The USDA recommends that adults eat about 4,700 milligrams of potassium per day. To avoid overdosing, it is wisest to get this from food sources rather than from supplements. Good sources include the following:

  • Cooked white beans, which contain 1004 mg of potassium per cup
  • Cooked leafy greens such as spinach, which contain 839 mg of potassium per cup
  • Baked potatoes (skin on), which contain about 926 mg of potassium each
  • Dried apricots, which contain 755 mg of potassium per 1/2 cup
  • Acorn squash, which contains 899 mg of potassium per cup

Vitamin B12

There's some evidence to suggest that a lack of B12 in the diet contributes to the narrowing of blood vessels. Low vitamin B12 levels have also been associated with higher levels of homocysteine in the blood, and lowering homocysteine levels is thought to decrease the risk of heart attacks. More research is needed to confirm this association, but it certainly can't hurt to ensure you're getting enough vitamin B12 in your diet.

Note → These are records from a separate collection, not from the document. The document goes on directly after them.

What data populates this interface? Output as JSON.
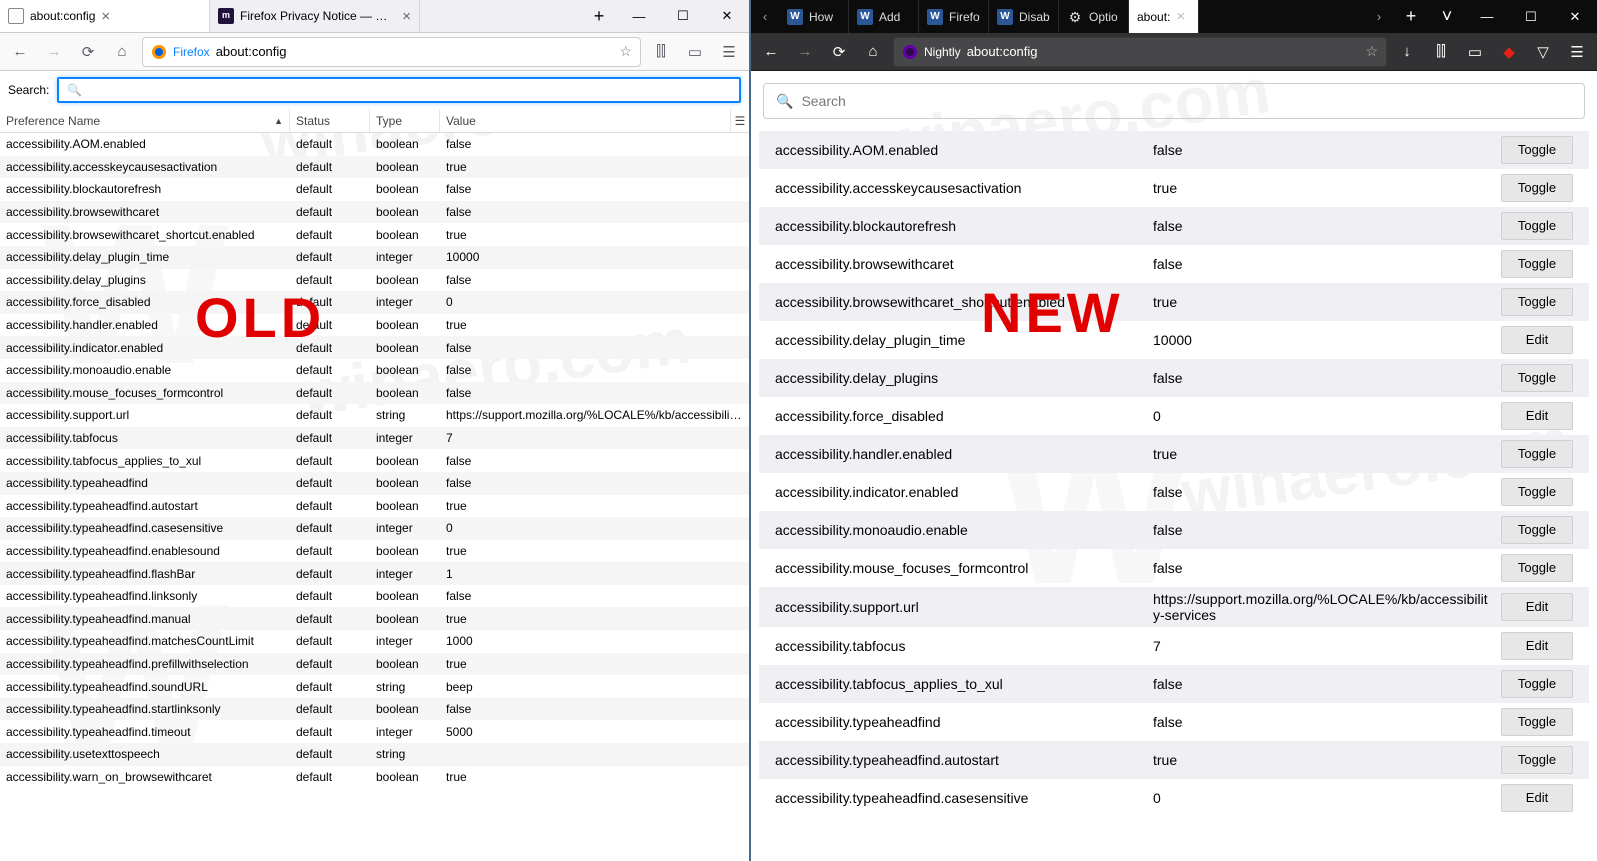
{
  "overlays": {
    "old_label": "OLD",
    "new_label": "NEW"
  },
  "left": {
    "tabs": [
      {
        "label": "about:config",
        "active": true,
        "favicon": "generic",
        "close": "×"
      },
      {
        "label": "Firefox Privacy Notice — Mozi",
        "active": false,
        "favicon": "moz",
        "close": "×"
      }
    ],
    "plus": "+",
    "win_min": "—",
    "win_max": "☐",
    "win_close": "✕",
    "toolbar": {
      "back": "←",
      "forward": "→",
      "reload": "⟳",
      "home": "⌂",
      "identity_text": "Firefox",
      "url": "about:config",
      "star": "☆",
      "library": "⫿⫿",
      "reader": "▭",
      "menu": "☰"
    },
    "search_label": "Search:",
    "table_header": {
      "name": "Preference Name",
      "status": "Status",
      "type": "Type",
      "value": "Value",
      "sort_indicator": "▲",
      "config_col": "☰"
    },
    "rows": [
      [
        "accessibility.AOM.enabled",
        "default",
        "boolean",
        "false"
      ],
      [
        "accessibility.accesskeycausesactivation",
        "default",
        "boolean",
        "true"
      ],
      [
        "accessibility.blockautorefresh",
        "default",
        "boolean",
        "false"
      ],
      [
        "accessibility.browsewithcaret",
        "default",
        "boolean",
        "false"
      ],
      [
        "accessibility.browsewithcaret_shortcut.enabled",
        "default",
        "boolean",
        "true"
      ],
      [
        "accessibility.delay_plugin_time",
        "default",
        "integer",
        "10000"
      ],
      [
        "accessibility.delay_plugins",
        "default",
        "boolean",
        "false"
      ],
      [
        "accessibility.force_disabled",
        "default",
        "integer",
        "0"
      ],
      [
        "accessibility.handler.enabled",
        "default",
        "boolean",
        "true"
      ],
      [
        "accessibility.indicator.enabled",
        "default",
        "boolean",
        "false"
      ],
      [
        "accessibility.monoaudio.enable",
        "default",
        "boolean",
        "false"
      ],
      [
        "accessibility.mouse_focuses_formcontrol",
        "default",
        "boolean",
        "false"
      ],
      [
        "accessibility.support.url",
        "default",
        "string",
        "https://support.mozilla.org/%LOCALE%/kb/accessibility..."
      ],
      [
        "accessibility.tabfocus",
        "default",
        "integer",
        "7"
      ],
      [
        "accessibility.tabfocus_applies_to_xul",
        "default",
        "boolean",
        "false"
      ],
      [
        "accessibility.typeaheadfind",
        "default",
        "boolean",
        "false"
      ],
      [
        "accessibility.typeaheadfind.autostart",
        "default",
        "boolean",
        "true"
      ],
      [
        "accessibility.typeaheadfind.casesensitive",
        "default",
        "integer",
        "0"
      ],
      [
        "accessibility.typeaheadfind.enablesound",
        "default",
        "boolean",
        "true"
      ],
      [
        "accessibility.typeaheadfind.flashBar",
        "default",
        "integer",
        "1"
      ],
      [
        "accessibility.typeaheadfind.linksonly",
        "default",
        "boolean",
        "false"
      ],
      [
        "accessibility.typeaheadfind.manual",
        "default",
        "boolean",
        "true"
      ],
      [
        "accessibility.typeaheadfind.matchesCountLimit",
        "default",
        "integer",
        "1000"
      ],
      [
        "accessibility.typeaheadfind.prefillwithselection",
        "default",
        "boolean",
        "true"
      ],
      [
        "accessibility.typeaheadfind.soundURL",
        "default",
        "string",
        "beep"
      ],
      [
        "accessibility.typeaheadfind.startlinksonly",
        "default",
        "boolean",
        "false"
      ],
      [
        "accessibility.typeaheadfind.timeout",
        "default",
        "integer",
        "5000"
      ],
      [
        "accessibility.usetexttospeech",
        "default",
        "string",
        ""
      ],
      [
        "accessibility.warn_on_browsewithcaret",
        "default",
        "boolean",
        "true"
      ]
    ]
  },
  "right": {
    "tabscroll_left": "‹",
    "tabscroll_right": "›",
    "tabs": [
      {
        "label": "How",
        "favicon": "w"
      },
      {
        "label": "Add",
        "favicon": "w"
      },
      {
        "label": "Firefo",
        "favicon": "w"
      },
      {
        "label": "Disab",
        "favicon": "w"
      },
      {
        "label": "Optio",
        "favicon": "gear"
      },
      {
        "label": "about:",
        "favicon": "",
        "active": true,
        "close": "×"
      }
    ],
    "plus": "+",
    "list": "˅",
    "win_min": "—",
    "win_max": "☐",
    "win_close": "✕",
    "toolbar": {
      "back": "←",
      "forward": "→",
      "reload": "⟳",
      "home": "⌂",
      "identity_text": "Nightly",
      "url": "about:config",
      "star": "☆",
      "download": "↓",
      "library": "⫿⫿",
      "reader": "▭",
      "ublock": "◆",
      "shield": "▽",
      "menu": "☰"
    },
    "search_placeholder": "Search",
    "rows": [
      [
        "accessibility.AOM.enabled",
        "false",
        "Toggle"
      ],
      [
        "accessibility.accesskeycausesactivation",
        "true",
        "Toggle"
      ],
      [
        "accessibility.blockautorefresh",
        "false",
        "Toggle"
      ],
      [
        "accessibility.browsewithcaret",
        "false",
        "Toggle"
      ],
      [
        "accessibility.browsewithcaret_shortcut.enabled",
        "true",
        "Toggle"
      ],
      [
        "accessibility.delay_plugin_time",
        "10000",
        "Edit"
      ],
      [
        "accessibility.delay_plugins",
        "false",
        "Toggle"
      ],
      [
        "accessibility.force_disabled",
        "0",
        "Edit"
      ],
      [
        "accessibility.handler.enabled",
        "true",
        "Toggle"
      ],
      [
        "accessibility.indicator.enabled",
        "false",
        "Toggle"
      ],
      [
        "accessibility.monoaudio.enable",
        "false",
        "Toggle"
      ],
      [
        "accessibility.mouse_focuses_formcontrol",
        "false",
        "Toggle"
      ],
      [
        "accessibility.support.url",
        "https://support.mozilla.org/%LOCALE%/kb/accessibility-services",
        "Edit"
      ],
      [
        "accessibility.tabfocus",
        "7",
        "Edit"
      ],
      [
        "accessibility.tabfocus_applies_to_xul",
        "false",
        "Toggle"
      ],
      [
        "accessibility.typeaheadfind",
        "false",
        "Toggle"
      ],
      [
        "accessibility.typeaheadfind.autostart",
        "true",
        "Toggle"
      ],
      [
        "accessibility.typeaheadfind.casesensitive",
        "0",
        "Edit"
      ]
    ]
  }
}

The current RDA for vitamin B12 is 2.4 micrograms per day for both men and women. This nutrient is only found in animal products, not plant foods. Good sources include:

  • Cooked clams, which contain 84 mcg of vitamin B12 per 3 ounces
  • Beef liver, which contains 70 mcg of vitamin B12 per 3 ounces
  • Fortified breakfast cereals, which average 6 mcg of vitamin B12 per serving
  • Trout, which contains 5.4 mcg of vitamin B12 per 3 ounces
  • Beef, which contains 1.4 mcg of vitamin B12 per 3 ounces

Vitamin D

A number of studies suggest that low vitamin D levels are associated with a higher risk of heart disease. Thus, keeping your vitamin D levels up may help prevent your heart disease from getting worse. Vitamin D helps regulate blood pressure by acting in the kidneys, and it may have other roles in promoting heart health that are not yet fully understood.

Your body can make its own vitamin D when you're exposed to sunlight. However, a lot of people do not get enough sunlight exposure, especially during the chilly months, to meet their vitamin D needs. Thus, you'll want to turn to food sources to make sure you're getting enough vitamin D. Aim for the RDA of 600 IU if you are age 70 or younger, or 800 IU if you are 71 or older. Food sources include:

  • Swordfish, which contains 566 IUs of vitamin D per 3 ounces
  • Salmon, which contains 447 IUs of vitamin D per 3 ounces
  • Fortified orange juice, which contains an average of 137 IUs of vitamin D per cup
  • Fortified milk, which contains 115 - 124 IUs of vitamin D per cup
  • Egg yolks, which contain 41 IUs of vitamin D each

You can also take vitamin D supplements to help meet your needs. Look for supplements that contain vitamin D3. This is the form most readily absorbed and used in the body.